Beiträge von Drumstudio1

    Zitat

    Ein Freischwingding klingt in der Gummizelle kürzer
    als ein totgedämpftes abgewichstes Pinstripe auf
    einem Aldi-Tom in der Kathedrale.


    Das ist natürlich völlig richtig. Der Raum ist nicht selten der größte klangprägende Einfluß/Wirkfaktor auf unser Instrument, lange vor Freischwing-Effekten und was viele nicht glauben mitunter je nach Umgebung sogar vor dem Faktor Fellwahl etc. etc. Das haben wir ja vor vielen Jahren schon in mehreren Threads erörtert/diskutiert. Gleichwohl ist es schön das Maximum an Klang (es es geht ja nicht nur um "Nachklang"-Dauer) herauzukitzeln mittels guter Drums, guter Kesselhardware, alternativer Tomaufhängung etc. Abdämpfen kann man, wenn gewünscht, später immer noch. Aber den Sound HINGEGEN verlängern oder bass-dominanter machen etc., durch den Bau einer Kathedrale um das eigene Drumset, das ist heutzutage für die meisten ohne eine Heerschar von Leibeigenen schwerer realisierbar.


    edits: Zu viele Buchstabendreher.

    Bitte auch andere Wirkfaktoren nicht vergessen.
    Mitunter auch ganz banale: man kann bekanntlich beim Star-Cast schon mitels dem Anpressdruck der Kontermuttern gewissen Einfluß nehmen (das war früher immer mein erster und kostenfreier Versuch ;) ) .

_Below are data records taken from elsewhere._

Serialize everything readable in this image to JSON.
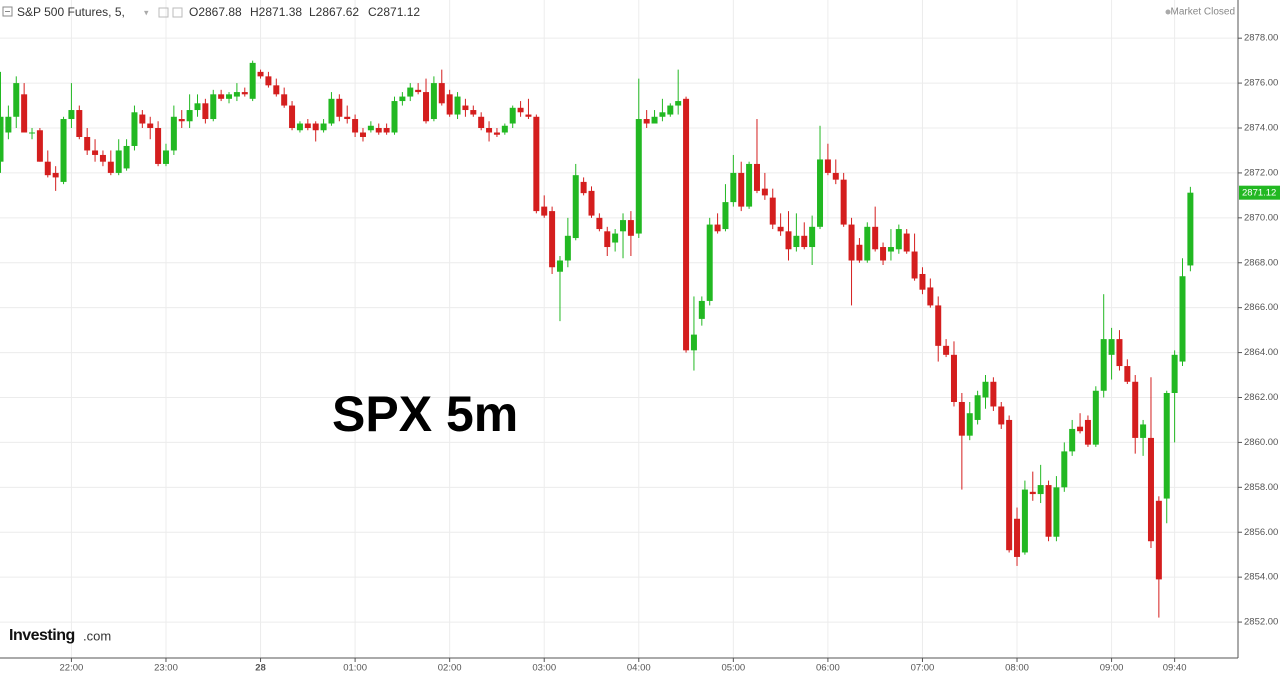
{
  "header": {
    "title": "S&P 500 Futures, 5,",
    "open": "O2867.88",
    "high": "H2871.38",
    "low": "L2867.62",
    "close": "C2871.12",
    "status": "Market Closed"
  },
  "logo": {
    "brand": "Investing",
    "suffix": ".com"
  },
  "chart_data": {
    "type": "candlestick",
    "annotation": "SPX 5m",
    "last_price_label": "2871.12",
    "up_color": "#22b822",
    "down_color": "#d41e1e",
    "grid": true,
    "ylim": [
      2850.4,
      2879.7
    ],
    "yticks": [
      {
        "value": 2852,
        "label": "2852.00"
      },
      {
        "value": 2854,
        "label": "2854.00"
      },
      {
        "value": 2856,
        "label": "2856.00"
      },
      {
        "value": 2858,
        "label": "2858.00"
      },
      {
        "value": 2860,
        "label": "2860.00"
      },
      {
        "value": 2862,
        "label": "2862.00"
      },
      {
        "value": 2864,
        "label": "2864.00"
      },
      {
        "value": 2866,
        "label": "2866.00"
      },
      {
        "value": 2868,
        "label": "2868.00"
      },
      {
        "value": 2870,
        "label": "2870.00"
      },
      {
        "value": 2872,
        "label": "2872.00"
      },
      {
        "value": 2874,
        "label": "2874.00"
      },
      {
        "value": 2876,
        "label": "2876.00"
      },
      {
        "value": 2878,
        "label": "2878.00"
      }
    ],
    "xticks": [
      {
        "value": "22:00",
        "label": "22:00"
      },
      {
        "value": "23:00",
        "label": "23:00"
      },
      {
        "value": "00:00",
        "label": "28"
      },
      {
        "value": "01:00",
        "label": "01:00"
      },
      {
        "value": "02:00",
        "label": "02:00"
      },
      {
        "value": "03:00",
        "label": "03:00"
      },
      {
        "value": "04:00",
        "label": "04:00"
      },
      {
        "value": "05:00",
        "label": "05:00"
      },
      {
        "value": "06:00",
        "label": "06:00"
      },
      {
        "value": "07:00",
        "label": "07:00"
      },
      {
        "value": "08:00",
        "label": "08:00"
      },
      {
        "value": "09:00",
        "label": "09:00"
      },
      {
        "value": "09:40",
        "label": "09:40"
      }
    ],
    "categories": [
      "21:15",
      "21:20",
      "21:25",
      "21:30",
      "21:35",
      "21:40",
      "21:45",
      "21:50",
      "21:55",
      "22:00",
      "22:05",
      "22:10",
      "22:15",
      "22:20",
      "22:25",
      "22:30",
      "22:35",
      "22:40",
      "22:45",
      "22:50",
      "22:55",
      "23:00",
      "23:05",
      "23:10",
      "23:15",
      "23:20",
      "23:25",
      "23:30",
      "23:35",
      "23:40",
      "23:45",
      "23:50",
      "23:55",
      "00:00",
      "00:05",
      "00:10",
      "00:15",
      "00:20",
      "00:25",
      "00:30",
      "00:35",
      "00:40",
      "00:45",
      "00:50",
      "00:55",
      "01:00",
      "01:05",
      "01:10",
      "01:15",
      "01:20",
      "01:25",
      "01:30",
      "01:35",
      "01:40",
      "01:45",
      "01:50",
      "01:55",
      "02:00",
      "02:05",
      "02:10",
      "02:15",
      "02:20",
      "02:25",
      "02:30",
      "02:35",
      "02:40",
      "02:45",
      "02:50",
      "02:55",
      "03:00",
      "03:05",
      "03:10",
      "03:15",
      "03:20",
      "03:25",
      "03:30",
      "03:35",
      "03:40",
      "03:45",
      "03:50",
      "03:55",
      "04:00",
      "04:05",
      "04:10",
      "04:15",
      "04:20",
      "04:25",
      "04:30",
      "04:35",
      "04:40",
      "04:45",
      "04:50",
      "04:55",
      "05:00",
      "05:05",
      "05:10",
      "05:15",
      "05:20",
      "05:25",
      "05:30",
      "05:35",
      "05:40",
      "05:45",
      "05:50",
      "05:55",
      "06:00",
      "06:05",
      "06:10",
      "06:15",
      "06:20",
      "06:25",
      "06:30",
      "06:35",
      "06:40",
      "06:45",
      "06:50",
      "06:55",
      "07:00",
      "07:05",
      "07:10",
      "07:15",
      "07:20",
      "07:25",
      "07:30",
      "07:35",
      "07:40",
      "07:45",
      "07:50",
      "07:55",
      "08:00",
      "08:05",
      "08:10",
      "08:15",
      "08:20",
      "08:25",
      "08:30",
      "08:35",
      "08:40",
      "08:45",
      "08:50",
      "08:55",
      "09:00",
      "09:05",
      "09:10",
      "09:15",
      "09:20",
      "09:25",
      "09:30",
      "09:35",
      "09:40",
      "09:45",
      "09:50"
    ],
    "ohlc": [
      [
        2872.5,
        2876.5,
        2872,
        2874.5
      ],
      [
        2873.8,
        2875,
        2873.5,
        2874.5
      ],
      [
        2874.5,
        2876.3,
        2874,
        2876
      ],
      [
        2875.5,
        2876,
        2873.8,
        2873.8
      ],
      [
        2873.8,
        2874,
        2873.5,
        2873.8
      ],
      [
        2873.9,
        2874,
        2872.5,
        2872.5
      ],
      [
        2872.5,
        2873,
        2871.8,
        2871.9
      ],
      [
        2872,
        2872.3,
        2871.2,
        2871.8
      ],
      [
        2871.6,
        2874.5,
        2871.5,
        2874.4
      ],
      [
        2874.4,
        2876,
        2874,
        2874.8
      ],
      [
        2874.8,
        2875,
        2873.5,
        2873.6
      ],
      [
        2873.6,
        2874,
        2872.8,
        2873
      ],
      [
        2873,
        2873.5,
        2872.5,
        2872.8
      ],
      [
        2872.8,
        2873,
        2872.3,
        2872.5
      ],
      [
        2872.5,
        2873,
        2871.9,
        2872
      ],
      [
        2872,
        2873.5,
        2871.9,
        2873
      ],
      [
        2872.2,
        2873.5,
        2872.1,
        2873.2
      ],
      [
        2873.2,
        2875,
        2873,
        2874.7
      ],
      [
        2874.6,
        2874.8,
        2874,
        2874.2
      ],
      [
        2874.2,
        2874.5,
        2873.5,
        2874
      ],
      [
        2874,
        2874.3,
        2872.3,
        2872.4
      ],
      [
        2872.4,
        2873.3,
        2872.3,
        2873
      ],
      [
        2873,
        2875,
        2872.8,
        2874.5
      ],
      [
        2874.4,
        2874.8,
        2874,
        2874.3
      ],
      [
        2874.3,
        2875.5,
        2874,
        2874.8
      ],
      [
        2874.8,
        2875.5,
        2874.5,
        2875.1
      ],
      [
        2875.1,
        2875.3,
        2874.2,
        2874.4
      ],
      [
        2874.4,
        2875.7,
        2874.3,
        2875.5
      ],
      [
        2875.5,
        2875.7,
        2875.2,
        2875.3
      ],
      [
        2875.3,
        2875.6,
        2875.1,
        2875.5
      ],
      [
        2875.4,
        2876,
        2875.2,
        2875.6
      ],
      [
        2875.6,
        2875.8,
        2875.4,
        2875.5
      ],
      [
        2875.3,
        2877,
        2875.2,
        2876.9
      ],
      [
        2876.5,
        2876.6,
        2876.2,
        2876.3
      ],
      [
        2876.3,
        2876.5,
        2875.8,
        2875.9
      ],
      [
        2875.9,
        2876.2,
        2875.4,
        2875.5
      ],
      [
        2875.5,
        2875.8,
        2874.9,
        2875
      ],
      [
        2875,
        2875.2,
        2873.9,
        2874
      ],
      [
        2873.9,
        2874.3,
        2873.8,
        2874.2
      ],
      [
        2874.2,
        2874.4,
        2873.9,
        2874
      ],
      [
        2874.2,
        2874.3,
        2873.4,
        2873.9
      ],
      [
        2873.9,
        2874.4,
        2873.8,
        2874.2
      ],
      [
        2874.2,
        2875.6,
        2874.1,
        2875.3
      ],
      [
        2875.3,
        2875.5,
        2874.3,
        2874.5
      ],
      [
        2874.5,
        2875,
        2874.2,
        2874.4
      ],
      [
        2874.4,
        2874.6,
        2873.6,
        2873.8
      ],
      [
        2873.8,
        2874,
        2873.4,
        2873.6
      ],
      [
        2873.9,
        2874.3,
        2873.8,
        2874.1
      ],
      [
        2874,
        2874.2,
        2873.7,
        2873.8
      ],
      [
        2874,
        2874.2,
        2873.7,
        2873.8
      ],
      [
        2873.8,
        2875.4,
        2873.7,
        2875.2
      ],
      [
        2875.2,
        2875.6,
        2875,
        2875.4
      ],
      [
        2875.4,
        2876,
        2875.2,
        2875.8
      ],
      [
        2875.7,
        2876,
        2875.5,
        2875.6
      ],
      [
        2875.6,
        2876.2,
        2874.2,
        2874.3
      ],
      [
        2874.4,
        2876.3,
        2874.3,
        2876
      ],
      [
        2876,
        2876.6,
        2875,
        2875.1
      ],
      [
        2875.5,
        2875.7,
        2874.5,
        2874.6
      ],
      [
        2874.6,
        2875.6,
        2874.4,
        2875.4
      ],
      [
        2875,
        2875.3,
        2874.5,
        2874.8
      ],
      [
        2874.8,
        2875,
        2874.5,
        2874.6
      ],
      [
        2874.5,
        2874.7,
        2873.9,
        2874
      ],
      [
        2874,
        2874.3,
        2873.4,
        2873.8
      ],
      [
        2873.8,
        2874,
        2873.6,
        2873.7
      ],
      [
        2873.8,
        2874.2,
        2873.7,
        2874.1
      ],
      [
        2874.2,
        2875,
        2874,
        2874.9
      ],
      [
        2874.9,
        2875.2,
        2874.5,
        2874.7
      ],
      [
        2874.6,
        2875.3,
        2874.4,
        2874.5
      ],
      [
        2874.5,
        2874.6,
        2870.2,
        2870.3
      ],
      [
        2870.5,
        2871,
        2870,
        2870.1
      ],
      [
        2870.3,
        2870.5,
        2867.5,
        2867.8
      ],
      [
        2867.6,
        2868.3,
        2865.4,
        2868.1
      ],
      [
        2868.1,
        2870,
        2867.8,
        2869.2
      ],
      [
        2869.1,
        2872.4,
        2869,
        2871.9
      ],
      [
        2871.6,
        2871.8,
        2871,
        2871.1
      ],
      [
        2871.2,
        2871.4,
        2870,
        2870.1
      ],
      [
        2870,
        2870.2,
        2869.4,
        2869.5
      ],
      [
        2869.4,
        2869.6,
        2868.3,
        2868.7
      ],
      [
        2868.9,
        2869.5,
        2868.5,
        2869.3
      ],
      [
        2869.4,
        2870.2,
        2868.2,
        2869.9
      ],
      [
        2869.9,
        2870.3,
        2868.3,
        2869.2
      ],
      [
        2869.3,
        2876.2,
        2869.1,
        2874.4
      ],
      [
        2874.4,
        2874.8,
        2874,
        2874.2
      ],
      [
        2874.2,
        2874.8,
        2874.2,
        2874.5
      ],
      [
        2874.5,
        2875.3,
        2874.3,
        2874.7
      ],
      [
        2874.6,
        2875.1,
        2874.5,
        2875
      ],
      [
        2875,
        2876.6,
        2874.6,
        2875.2
      ],
      [
        2875.3,
        2875.4,
        2864,
        2864.1
      ],
      [
        2864.1,
        2866.5,
        2863.2,
        2864.8
      ],
      [
        2865.5,
        2866.5,
        2865.2,
        2866.3
      ],
      [
        2866.3,
        2870,
        2866.1,
        2869.7
      ],
      [
        2869.7,
        2870.2,
        2869.3,
        2869.4
      ],
      [
        2869.5,
        2871.5,
        2869.4,
        2870.7
      ],
      [
        2870.7,
        2872.8,
        2870.5,
        2872
      ],
      [
        2872,
        2872.5,
        2870.3,
        2870.5
      ],
      [
        2870.5,
        2872.5,
        2870.4,
        2872.4
      ],
      [
        2872.4,
        2874.4,
        2871.1,
        2871.2
      ],
      [
        2871.3,
        2872,
        2870.8,
        2871
      ],
      [
        2870.9,
        2871.3,
        2869.5,
        2869.7
      ],
      [
        2869.6,
        2870.2,
        2869.2,
        2869.4
      ],
      [
        2869.4,
        2870.3,
        2868.1,
        2868.6
      ],
      [
        2868.7,
        2870.2,
        2868.5,
        2869.2
      ],
      [
        2869.2,
        2869.8,
        2868.6,
        2868.7
      ],
      [
        2868.7,
        2870.1,
        2867.9,
        2869.6
      ],
      [
        2869.6,
        2874.1,
        2869.5,
        2872.6
      ],
      [
        2872.6,
        2873.3,
        2871.9,
        2872
      ],
      [
        2872,
        2872.6,
        2871.5,
        2871.7
      ],
      [
        2871.7,
        2872,
        2869.6,
        2869.7
      ],
      [
        2869.7,
        2870,
        2866.1,
        2868.1
      ],
      [
        2868.8,
        2869.1,
        2868,
        2868.1
      ],
      [
        2868.1,
        2869.8,
        2868,
        2869.6
      ],
      [
        2869.6,
        2870.5,
        2868.5,
        2868.6
      ],
      [
        2868.7,
        2868.9,
        2867.9,
        2868.1
      ],
      [
        2868.5,
        2869.5,
        2868.1,
        2868.7
      ],
      [
        2868.6,
        2869.7,
        2868.4,
        2869.5
      ],
      [
        2869.3,
        2869.5,
        2868.4,
        2868.5
      ],
      [
        2868.5,
        2869.3,
        2867.2,
        2867.3
      ],
      [
        2867.5,
        2867.8,
        2866.6,
        2866.8
      ],
      [
        2866.9,
        2867.3,
        2866,
        2866.1
      ],
      [
        2866.1,
        2866.5,
        2863.6,
        2864.3
      ],
      [
        2864.3,
        2864.6,
        2863.8,
        2863.9
      ],
      [
        2863.9,
        2864.5,
        2861.6,
        2861.8
      ],
      [
        2861.8,
        2862.2,
        2857.9,
        2860.3
      ],
      [
        2860.3,
        2861.8,
        2860.1,
        2861.3
      ],
      [
        2861,
        2862.3,
        2860.8,
        2862.1
      ],
      [
        2862,
        2863,
        2861.5,
        2862.7
      ],
      [
        2862.7,
        2862.9,
        2861.4,
        2861.6
      ],
      [
        2861.6,
        2861.8,
        2860.6,
        2860.8
      ],
      [
        2861,
        2861.2,
        2855.1,
        2855.2
      ],
      [
        2856.6,
        2857.1,
        2854.5,
        2854.9
      ],
      [
        2855.1,
        2858.3,
        2855,
        2857.9
      ],
      [
        2857.8,
        2858.7,
        2857.4,
        2857.7
      ],
      [
        2857.7,
        2859,
        2857.3,
        2858.1
      ],
      [
        2858.1,
        2858.3,
        2855.6,
        2855.8
      ],
      [
        2855.8,
        2858.5,
        2855.6,
        2858
      ],
      [
        2858,
        2860,
        2857.8,
        2859.6
      ],
      [
        2859.6,
        2861,
        2859.4,
        2860.6
      ],
      [
        2860.7,
        2861.3,
        2860.4,
        2860.5
      ],
      [
        2861,
        2861.2,
        2859.8,
        2859.9
      ],
      [
        2859.9,
        2862.5,
        2859.8,
        2862.3
      ],
      [
        2862.3,
        2866.6,
        2862,
        2864.6
      ],
      [
        2863.9,
        2865.1,
        2862.8,
        2864.6
      ],
      [
        2864.6,
        2865,
        2863.2,
        2863.4
      ],
      [
        2863.4,
        2863.7,
        2862.6,
        2862.7
      ],
      [
        2862.7,
        2863,
        2859.5,
        2860.2
      ],
      [
        2860.2,
        2861,
        2859.4,
        2860.8
      ],
      [
        2860.2,
        2862.9,
        2855.3,
        2855.6
      ],
      [
        2857.4,
        2857.6,
        2852.2,
        2853.9
      ],
      [
        2857.5,
        2862.3,
        2856.4,
        2862.2
      ],
      [
        2862.2,
        2864.1,
        2860,
        2863.9
      ],
      [
        2863.6,
        2868.2,
        2863.4,
        2867.4
      ],
      [
        2867.88,
        2871.38,
        2867.62,
        2871.12
      ]
    ]
  }
}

    Auch wichtig: verkürztes Sustain steht mitunter nicht nur im Kontext mit dem Freischwingsystem sondern zuweilen auch dem Tuning. Wenn also von 4-5 mal längerem Sustain (wirklich gemessen? Wie? Womit?...) die Rede ist, dann wäre interessant in welchem Tuningbereich und wie bzw. ob! sich diese Relation "4 - 5 mal länger" in anderen Tuningranges nachweisen läßt? :D Dann gibt es noch den Zusammenhang mit dem L-Stück (bzw. dem Tomarm, an welcher Stelle des l-Stücks sich das Tom befindet bzw. wie fest der Nylonball oder andere Bauteile angezogen sind etc. Selbst dort kann man, wenn man alles wirklich pedantisch erforschen will noch (in Grenzen natürlich) Einfluß-Effekte feststellen. Das will verständlicherweise nicht jeder -muß man auch nicht :D


    Und auch noch wichtig. verkürztes Sustain ist ja nur ein Faktor. In vielen Fällen ist die engere! Tuning Range durch schlechte Entkopplung vonToms viel störender. Dies war für mich immer der noch viel! wichtigere Faktor. Nämlich in wirklich andere Tonlagen stimmen zu können, wenn ein Tom passabel oder gar gut entkoppelt ist. Desweiteren auch wichtig, das nicht selten ohne Freischwingsysteme je nach Tuning störende "Klang-Artefakte" dominanter werden bzw. erst hörbar auftreten... aber letztres ist nochmal ein ganz anderes hochkomplexes Thema.


    Ich denke hier im Forum gibt es eher eine Mehrheit Pro-Freischwingsysteme. Ich mochte sie tendenziell immer! Seit der Markteinfürhung von Rimsi. Gleichwohl wissen sicher viele, das manche Freischwingsytseme besser und anderer schlechetr sind. Manchmal sind eingschränkte Wirkeffekte nur bei gewissen Trommel-Maßen gegeben (wie oben schon beschrieben), manchmal ausgelöst nur durch kleine Detail-Mängel einzelner Bauteile, Gummis, Passung, Montage-Position, manchmal aus anderen Gründen...


    Gerade vor 1-2 Jahren hat Tama bei der Einführung der Star Serie den nächsten Schritt (der faktisch vorhersehrbar war ;) ) unternommen. Und ich erwarte der wird noch immer nicht die Schlußversion der Freischwingsyseteme sein. Es bleibt spannend.

    Das würde den Rahmen sprengen alles aufzulisten.


    Ich beschränke mich auf ein Beispiel jüngerer Zeit, dass auch in Deinem Thread eine Rolle spielt.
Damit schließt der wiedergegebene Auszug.